In a letter to R. B. Fuller Esq., dated 1 August 1913, McCormick described the circumstances that inspired him to pen the lyrics of his famous song:

One night I attended a great concert in the Exhibition Building, when all the National Anthems of the world were to be sung by a large choir with band accompaniment. This was very nicely done, but I felt very aggravated that there was not one note for Australia. On the way home in a bus, I concocted the first verse of my song & when I got home I set it to music. I first wrote it in the Tonic Sol-fa notation, then transcribed it into the Old Notation, & I tried it over on an instrument next morning, & found it correct.

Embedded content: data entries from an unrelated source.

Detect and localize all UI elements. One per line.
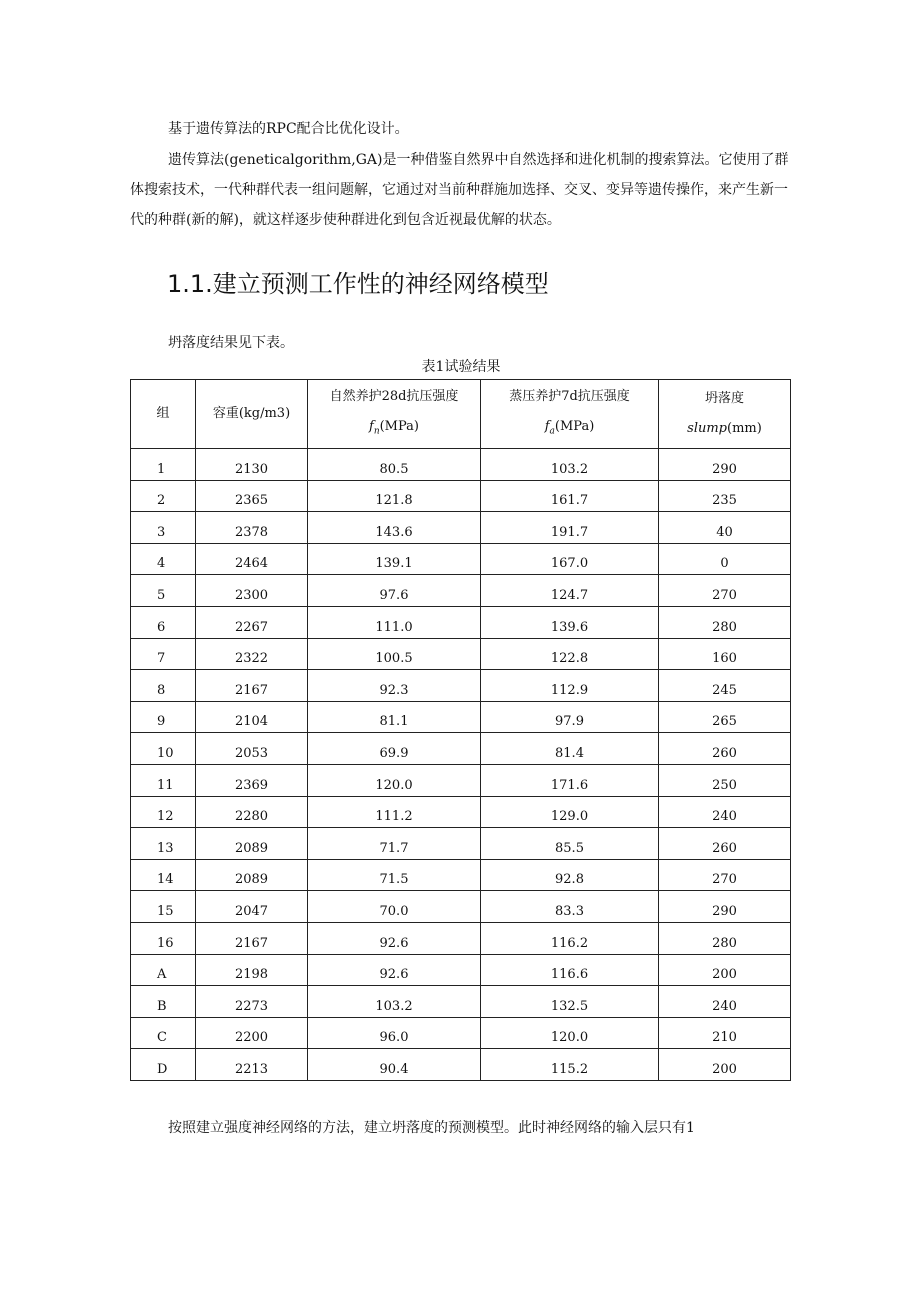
cell-steam-strength: 161.7 xyxy=(481,480,659,512)
cell-slump: 270 xyxy=(659,575,791,607)
cell-density: 2198 xyxy=(196,954,308,986)
cell-steam-strength: 92.8 xyxy=(481,859,659,891)
results-table xyxy=(130,379,791,1081)
cell-group: D xyxy=(131,1049,196,1081)
header-steam-title: 蒸压养护7d抗压强度 xyxy=(509,388,630,404)
table-row xyxy=(131,638,791,670)
cell-natural-strength: 139.1 xyxy=(308,543,481,575)
table-row xyxy=(131,670,791,702)
table-row xyxy=(131,986,791,1018)
table-row xyxy=(131,859,791,891)
cell-slump: 290 xyxy=(659,449,791,481)
cell-density: 2047 xyxy=(196,891,308,923)
cell-steam-strength: 83.3 xyxy=(481,891,659,923)
cell-natural-strength: 90.4 xyxy=(308,1049,481,1081)
cell-group: 10 xyxy=(131,733,196,765)
cell-slump: 0 xyxy=(659,543,791,575)
cell-group: B xyxy=(131,986,196,1018)
cell-group: A xyxy=(131,954,196,986)
cell-slump: 210 xyxy=(659,1017,791,1049)
cell-density: 2053 xyxy=(196,733,308,765)
cell-group: 2 xyxy=(131,480,196,512)
cell-group: 3 xyxy=(131,512,196,544)
cell-steam-strength: 97.9 xyxy=(481,701,659,733)
cell-group: 1 xyxy=(131,449,196,481)
cell-natural-strength: 92.3 xyxy=(308,670,481,702)
cell-group: 8 xyxy=(131,670,196,702)
table-row xyxy=(131,701,791,733)
cell-group: 9 xyxy=(131,701,196,733)
table-caption: 表1试验结果 xyxy=(421,359,501,375)
cell-slump: 240 xyxy=(659,796,791,828)
cell-steam-strength: 103.2 xyxy=(481,449,659,481)
cell-steam-strength: 115.2 xyxy=(481,1049,659,1081)
cell-steam-strength: 191.7 xyxy=(481,512,659,544)
cell-natural-strength: 96.0 xyxy=(308,1017,481,1049)
cell-natural-strength: 80.5 xyxy=(308,449,481,481)
slump-intro-paragraph: 坍落度结果见下表。 xyxy=(168,335,294,351)
cell-natural-strength: 111.0 xyxy=(308,606,481,638)
cell-density: 2273 xyxy=(196,986,308,1018)
cell-natural-strength: 92.6 xyxy=(308,922,481,954)
table-row xyxy=(131,1017,791,1049)
cell-slump: 280 xyxy=(659,606,791,638)
cell-density: 2089 xyxy=(196,828,308,860)
cell-density: 2104 xyxy=(196,701,308,733)
section-heading: 1.1.建立预测工作性的神经网络模型 xyxy=(167,270,549,298)
table-row xyxy=(131,922,791,954)
cell-steam-strength: 112.9 xyxy=(481,670,659,702)
cell-steam-strength: 116.2 xyxy=(481,922,659,954)
table-row xyxy=(131,449,791,481)
cell-natural-strength: 71.5 xyxy=(308,859,481,891)
cell-steam-strength: 171.6 xyxy=(481,764,659,796)
cell-group: 14 xyxy=(131,859,196,891)
cell-slump: 250 xyxy=(659,764,791,796)
table-header-row xyxy=(131,380,791,449)
cell-natural-strength: 71.7 xyxy=(308,828,481,860)
header-natural-unit: $f_n(MPa)$ xyxy=(369,418,419,437)
cell-natural-strength: 81.1 xyxy=(308,701,481,733)
cell-natural-strength: 121.8 xyxy=(308,480,481,512)
cell-natural-strength: 70.0 xyxy=(308,891,481,923)
table-row xyxy=(131,575,791,607)
cell-density: 2365 xyxy=(196,480,308,512)
cell-steam-strength: 85.5 xyxy=(481,828,659,860)
cell-slump: 280 xyxy=(659,922,791,954)
cell-natural-strength: 97.6 xyxy=(308,575,481,607)
cell-natural-strength: 120.0 xyxy=(308,764,481,796)
cell-natural-strength: 111.2 xyxy=(308,796,481,828)
table-row xyxy=(131,954,791,986)
cell-slump: 200 xyxy=(659,1049,791,1081)
table-row xyxy=(131,764,791,796)
header-slump-unit: slump(mm) xyxy=(687,421,762,436)
cell-slump: 200 xyxy=(659,954,791,986)
cell-density: 2300 xyxy=(196,575,308,607)
cell-steam-strength: 124.7 xyxy=(481,575,659,607)
cell-steam-strength: 139.6 xyxy=(481,606,659,638)
cell-density: 2167 xyxy=(196,670,308,702)
cell-group: 4 xyxy=(131,543,196,575)
cell-slump: 265 xyxy=(659,701,791,733)
cell-density: 2267 xyxy=(196,606,308,638)
cell-steam-strength: 120.0 xyxy=(481,1017,659,1049)
cell-steam-strength: 81.4 xyxy=(481,733,659,765)
cell-steam-strength: 129.0 xyxy=(481,796,659,828)
cell-slump: 290 xyxy=(659,891,791,923)
cell-group: 11 xyxy=(131,764,196,796)
header-natural-strength xyxy=(308,380,481,449)
cell-slump: 40 xyxy=(659,512,791,544)
header-slump-title: 坍落度 xyxy=(704,391,744,406)
cell-density: 2464 xyxy=(196,543,308,575)
cell-density: 2369 xyxy=(196,764,308,796)
cell-natural-strength: 69.9 xyxy=(308,733,481,765)
cell-group: 6 xyxy=(131,606,196,638)
header-slump xyxy=(659,380,791,449)
cell-steam-strength: 122.8 xyxy=(481,638,659,670)
table-row xyxy=(131,512,791,544)
cell-density: 2167 xyxy=(196,922,308,954)
cell-slump: 245 xyxy=(659,670,791,702)
cell-group: 12 xyxy=(131,796,196,828)
table-row xyxy=(131,891,791,923)
cell-density: 2130 xyxy=(196,449,308,481)
cell-natural-strength: 143.6 xyxy=(308,512,481,544)
table-row xyxy=(131,480,791,512)
cell-density: 2322 xyxy=(196,638,308,670)
cell-group: 15 xyxy=(131,891,196,923)
cell-group: 5 xyxy=(131,575,196,607)
table-row xyxy=(131,1049,791,1081)
intro-paragraph: 基于遗传算法的RPC配合比优化设计。 xyxy=(168,121,409,137)
cell-group: 16 xyxy=(131,922,196,954)
cell-natural-strength: 103.2 xyxy=(308,986,481,1018)
table-row xyxy=(131,543,791,575)
table-row xyxy=(131,606,791,638)
cell-slump: 240 xyxy=(659,986,791,1018)
table-row xyxy=(131,733,791,765)
cell-density: 2089 xyxy=(196,859,308,891)
closing-paragraph: 按照建立强度神经网络的方法，建立坍落度的预测模型。此时神经网络的输入层只有1 xyxy=(168,1120,695,1136)
cell-density: 2213 xyxy=(196,1049,308,1081)
cell-steam-strength: 116.6 xyxy=(481,954,659,986)
cell-slump: 260 xyxy=(659,828,791,860)
cell-slump: 260 xyxy=(659,733,791,765)
table-row xyxy=(131,796,791,828)
header-group: 组 xyxy=(131,380,196,449)
header-natural-title: 自然养护28d抗压强度 xyxy=(329,388,459,404)
header-density: 容重(kg/m3) xyxy=(196,380,308,449)
cell-slump: 235 xyxy=(659,480,791,512)
cell-group: C xyxy=(131,1017,196,1049)
cell-natural-strength: 92.6 xyxy=(308,954,481,986)
table-row xyxy=(131,828,791,860)
cell-steam-strength: 132.5 xyxy=(481,986,659,1018)
cell-group: 13 xyxy=(131,828,196,860)
cell-slump: 270 xyxy=(659,859,791,891)
header-steam-unit: $f_a(MPa)$ xyxy=(544,418,595,437)
cell-density: 2280 xyxy=(196,796,308,828)
cell-slump: 160 xyxy=(659,638,791,670)
genetic-algorithm-paragraph: 遗传算法(geneticalgorithm,GA)是一种借鉴自然界中自然选择和进化机制的搜索算法。它使用了群体搜索技术，一代种群代表一组问题解，它通过对当前种群施加选择、交叉、变异等遗传操作，来产生新一代的种群(新的解)，就这样逐步使种群进化到包含近视最优解的状态。 xyxy=(130,152,789,228)
cell-natural-strength: 100.5 xyxy=(308,638,481,670)
cell-group: 7 xyxy=(131,638,196,670)
header-steam-strength xyxy=(481,380,659,449)
cell-density: 2378 xyxy=(196,512,308,544)
cell-density: 2200 xyxy=(196,1017,308,1049)
cell-steam-strength: 167.0 xyxy=(481,543,659,575)
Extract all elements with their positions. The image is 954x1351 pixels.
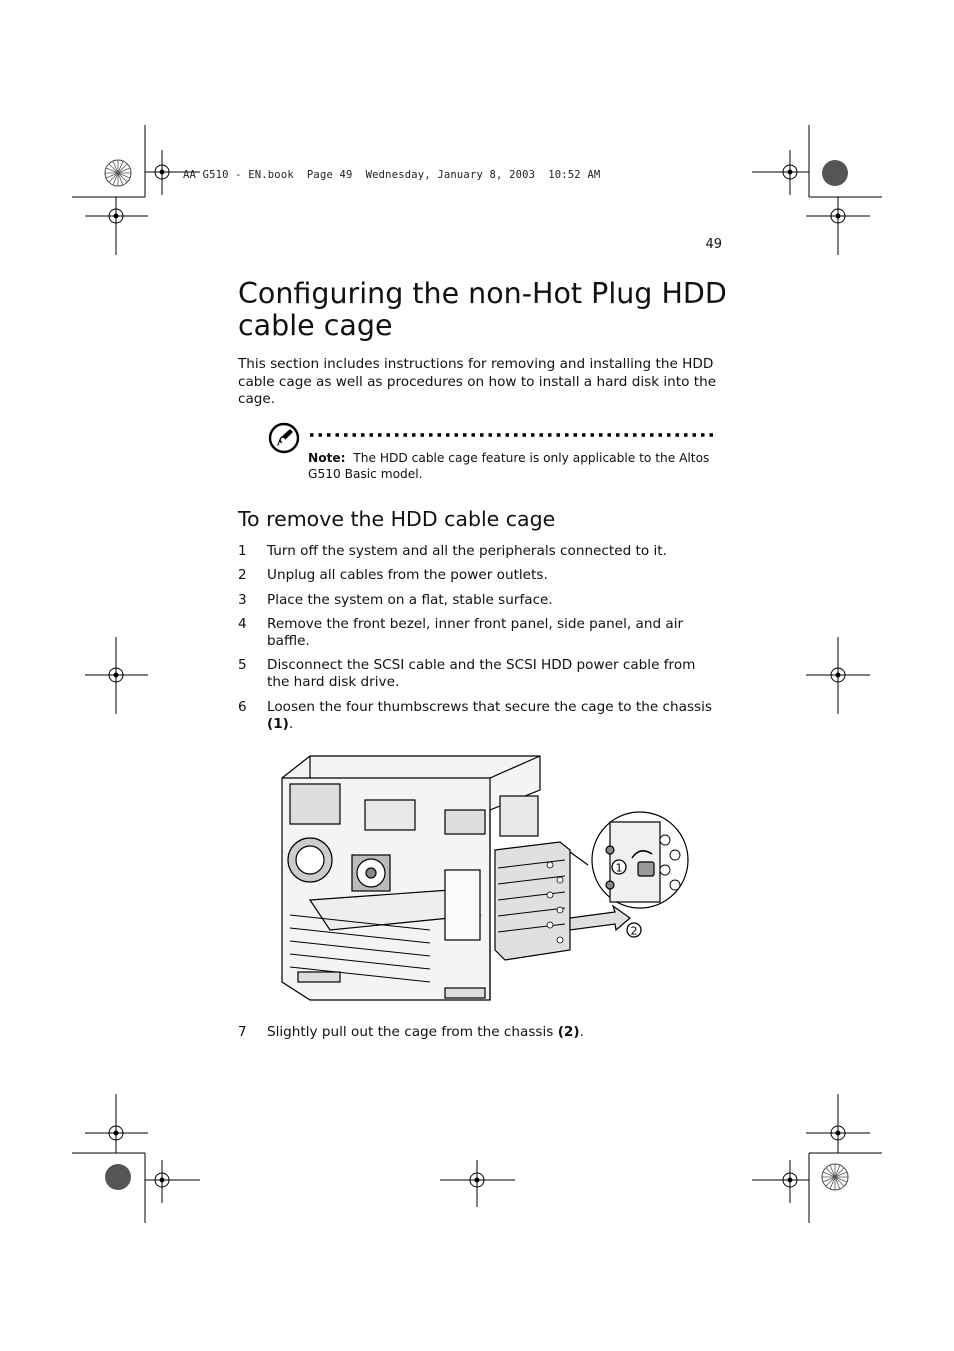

Strange to say there has not been a note of it altered since. Some alteration has been made in the wording, but the sense is the same. It seemed to me to be like an inspiration, & I wrote the words & music with the greatest ease.

==Death==

McCormick died in 1916, aged 83, at his home, Clydebank, in the Sydney suburb of Waverley and he was buried at Rookwood Cemetery. He had no children; he was survived by his second wife Emma. His obituary in the Sydney Morning Herald stated: "Mr. McCormick established a reputation with the patriotic song, Advance Australia Fair, which ... has come to be recognised as something in the nature of an Australian National Anthem".

The song was performed by massed bands at the Federal capital celebrations in Canberra in 1927. In 1984 it was formally declared as the Australian national anthem, replacing God Save the Queen.